FASTVIDEO_TRACE_ACTIVATIONS=1 \
FASTVIDEO_TRACE_LAYERS="^transformer\.blocks\.\d+$" \
FASTVIDEO_TRACE_OUTPUT=/tmp/fv_trace.jsonl \
python your_script.py

The trace dumps per-tensor stats (abs_mean, sum, shape, etc.) to a JSONL file. Run the same workload with tracing on the upstream side, then diff the two files to localize the first divergent layer.

See Activation Trace Mode for the full guide (env var reference, JSONL output schema, parity-debug workflow, performance impact, and troubleshooting).

Common Failure Modes¶

Out-of-memory¶

Try, in order:

Reduce height, width, num_frames, or num_inference_steps.
Enable offloading flags such as dit_layerwise_offload (single GPU) or use_fsdp_inference (multi-GPU).
Enable vae_cpu_offload, image_encoder_cpu_offload, and text_encoder_cpu_offload.

See Inference Offloading for recommended combinations.

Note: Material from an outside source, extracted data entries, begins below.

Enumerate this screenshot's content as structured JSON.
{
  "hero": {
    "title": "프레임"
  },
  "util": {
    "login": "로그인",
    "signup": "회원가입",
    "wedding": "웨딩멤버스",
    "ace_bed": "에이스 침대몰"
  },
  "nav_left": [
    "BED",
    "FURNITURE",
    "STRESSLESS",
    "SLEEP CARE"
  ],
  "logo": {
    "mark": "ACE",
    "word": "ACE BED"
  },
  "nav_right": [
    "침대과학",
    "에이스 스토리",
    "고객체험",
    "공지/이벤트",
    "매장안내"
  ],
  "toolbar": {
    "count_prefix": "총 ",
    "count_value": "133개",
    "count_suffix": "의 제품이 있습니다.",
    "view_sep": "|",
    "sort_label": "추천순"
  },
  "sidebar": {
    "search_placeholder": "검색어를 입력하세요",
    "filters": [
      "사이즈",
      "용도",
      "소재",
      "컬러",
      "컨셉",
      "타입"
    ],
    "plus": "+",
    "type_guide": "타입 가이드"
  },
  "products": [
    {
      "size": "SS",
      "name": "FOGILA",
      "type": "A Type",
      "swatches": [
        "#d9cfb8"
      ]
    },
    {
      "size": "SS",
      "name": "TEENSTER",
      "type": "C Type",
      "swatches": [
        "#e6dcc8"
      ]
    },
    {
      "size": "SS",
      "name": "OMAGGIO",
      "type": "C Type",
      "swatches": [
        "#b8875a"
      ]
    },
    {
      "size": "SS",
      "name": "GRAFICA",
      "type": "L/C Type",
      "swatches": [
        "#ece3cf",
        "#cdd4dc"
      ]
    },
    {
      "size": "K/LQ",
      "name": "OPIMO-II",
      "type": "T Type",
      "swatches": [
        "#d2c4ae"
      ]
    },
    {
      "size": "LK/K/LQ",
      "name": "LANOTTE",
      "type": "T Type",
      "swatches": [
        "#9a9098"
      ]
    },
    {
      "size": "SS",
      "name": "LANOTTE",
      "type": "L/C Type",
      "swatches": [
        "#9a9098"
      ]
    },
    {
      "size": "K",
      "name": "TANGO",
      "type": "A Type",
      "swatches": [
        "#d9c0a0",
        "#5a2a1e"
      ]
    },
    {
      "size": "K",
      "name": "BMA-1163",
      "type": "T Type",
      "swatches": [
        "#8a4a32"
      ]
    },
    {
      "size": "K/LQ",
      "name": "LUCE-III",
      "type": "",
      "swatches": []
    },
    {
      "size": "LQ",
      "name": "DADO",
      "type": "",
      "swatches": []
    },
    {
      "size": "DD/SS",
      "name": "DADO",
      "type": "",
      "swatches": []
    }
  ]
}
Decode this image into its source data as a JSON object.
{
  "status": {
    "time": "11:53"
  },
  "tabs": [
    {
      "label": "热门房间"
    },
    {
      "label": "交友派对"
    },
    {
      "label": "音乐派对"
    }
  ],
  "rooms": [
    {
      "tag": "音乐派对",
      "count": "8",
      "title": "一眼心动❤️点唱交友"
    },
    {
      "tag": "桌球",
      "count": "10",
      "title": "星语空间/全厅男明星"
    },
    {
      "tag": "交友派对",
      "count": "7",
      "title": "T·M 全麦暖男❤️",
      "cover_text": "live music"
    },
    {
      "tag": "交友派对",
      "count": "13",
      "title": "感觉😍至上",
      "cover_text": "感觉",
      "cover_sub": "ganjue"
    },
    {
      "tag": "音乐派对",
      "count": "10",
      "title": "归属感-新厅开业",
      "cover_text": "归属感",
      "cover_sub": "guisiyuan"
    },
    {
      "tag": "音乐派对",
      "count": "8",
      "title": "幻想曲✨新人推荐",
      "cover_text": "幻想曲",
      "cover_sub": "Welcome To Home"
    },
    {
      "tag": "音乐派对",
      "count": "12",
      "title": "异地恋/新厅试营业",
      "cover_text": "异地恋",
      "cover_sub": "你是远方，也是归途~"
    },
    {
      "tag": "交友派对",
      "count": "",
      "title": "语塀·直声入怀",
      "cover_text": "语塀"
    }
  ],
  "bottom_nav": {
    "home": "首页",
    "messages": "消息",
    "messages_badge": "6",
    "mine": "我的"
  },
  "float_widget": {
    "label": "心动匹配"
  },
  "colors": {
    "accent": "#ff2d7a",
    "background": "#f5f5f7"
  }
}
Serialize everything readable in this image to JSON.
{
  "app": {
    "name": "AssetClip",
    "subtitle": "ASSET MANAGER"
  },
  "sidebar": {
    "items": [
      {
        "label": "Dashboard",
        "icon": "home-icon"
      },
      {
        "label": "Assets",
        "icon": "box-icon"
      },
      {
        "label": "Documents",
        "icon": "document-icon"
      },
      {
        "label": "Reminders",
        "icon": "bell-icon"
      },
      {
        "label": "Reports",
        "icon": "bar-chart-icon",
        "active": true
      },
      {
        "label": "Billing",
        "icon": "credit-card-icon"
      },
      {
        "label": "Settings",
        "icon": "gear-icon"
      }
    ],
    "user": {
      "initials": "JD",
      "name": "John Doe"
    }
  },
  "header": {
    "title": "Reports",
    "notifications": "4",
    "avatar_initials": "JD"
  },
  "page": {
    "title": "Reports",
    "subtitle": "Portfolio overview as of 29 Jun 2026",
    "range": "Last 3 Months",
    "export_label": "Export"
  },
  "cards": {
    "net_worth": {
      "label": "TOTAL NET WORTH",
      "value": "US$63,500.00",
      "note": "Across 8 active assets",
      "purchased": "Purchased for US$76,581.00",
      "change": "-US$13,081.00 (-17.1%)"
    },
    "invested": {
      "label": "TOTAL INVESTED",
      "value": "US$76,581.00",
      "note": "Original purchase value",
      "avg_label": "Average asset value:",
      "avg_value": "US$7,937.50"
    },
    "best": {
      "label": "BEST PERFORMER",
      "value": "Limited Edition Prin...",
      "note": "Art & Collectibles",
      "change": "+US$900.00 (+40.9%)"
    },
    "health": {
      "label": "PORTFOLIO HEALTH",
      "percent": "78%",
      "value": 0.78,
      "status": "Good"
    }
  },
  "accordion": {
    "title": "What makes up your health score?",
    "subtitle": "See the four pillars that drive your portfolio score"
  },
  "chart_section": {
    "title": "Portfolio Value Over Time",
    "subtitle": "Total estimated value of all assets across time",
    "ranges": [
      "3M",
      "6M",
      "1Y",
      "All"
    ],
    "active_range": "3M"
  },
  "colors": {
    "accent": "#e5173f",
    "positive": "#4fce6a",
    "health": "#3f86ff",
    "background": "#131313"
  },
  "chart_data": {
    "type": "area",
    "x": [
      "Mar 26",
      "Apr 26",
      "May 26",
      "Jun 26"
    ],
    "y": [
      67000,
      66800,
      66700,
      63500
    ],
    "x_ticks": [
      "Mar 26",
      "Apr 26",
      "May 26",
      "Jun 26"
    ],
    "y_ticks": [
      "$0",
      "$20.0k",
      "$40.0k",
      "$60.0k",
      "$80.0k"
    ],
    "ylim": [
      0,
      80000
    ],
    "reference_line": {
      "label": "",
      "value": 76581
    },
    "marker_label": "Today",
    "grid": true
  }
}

Attention backend import errors¶

If forcing a backend fails, verify optional dependencies are installed:

FLASH_ATTN: flash-attn
VIDEO_SPARSE_ATTN: fastvideo-kernel
SLIDING_TILE_ATTN: STA legacy workflow in sta_do_not_delete + fastvideo-kernel
SAGE_ATTN: SageAttention package
SAGE_ATTN_THREE: upstream sageattn3 package
ATTN_QAT_INFER: fastvideo-kernel checkout/source install that exposes attn_qat_infer, AND a consumer-Blackwell (sm_120/sm_121) GPU -- on any other device the backend reports unavailable (even if a CUDA 13 wheel bundles the extension) and selection falls back to FlashAttention
ATTN_QAT_TRAIN: fastvideo-kernel; its runtime-JIT Triton implementation selects an optimized route on SM100, joins the quantized and STE P@V paths on SM120, and retains the previous route for unsupported configurations. See Attn-QAT Training for architecture controls.

As a fallback, use:

export FASTVIDEO_ATTENTION_BACKEND=TORCH_SDPA

Configuration parsing errors¶

When using --config, keep keys aligned with CLI argument names (underscores or hyphens are both accepted). For nested config values, use nested objects (vae_config, dit_config) rather than dotted keys.

Issue Template¶

When opening an issue, include:

exact command or Python snippet,
model ID/path,
full traceback,
collect_env.py output,
whether the problem reproduces with FASTVIDEO_ATTENTION_BACKEND=TORCH_SDPA.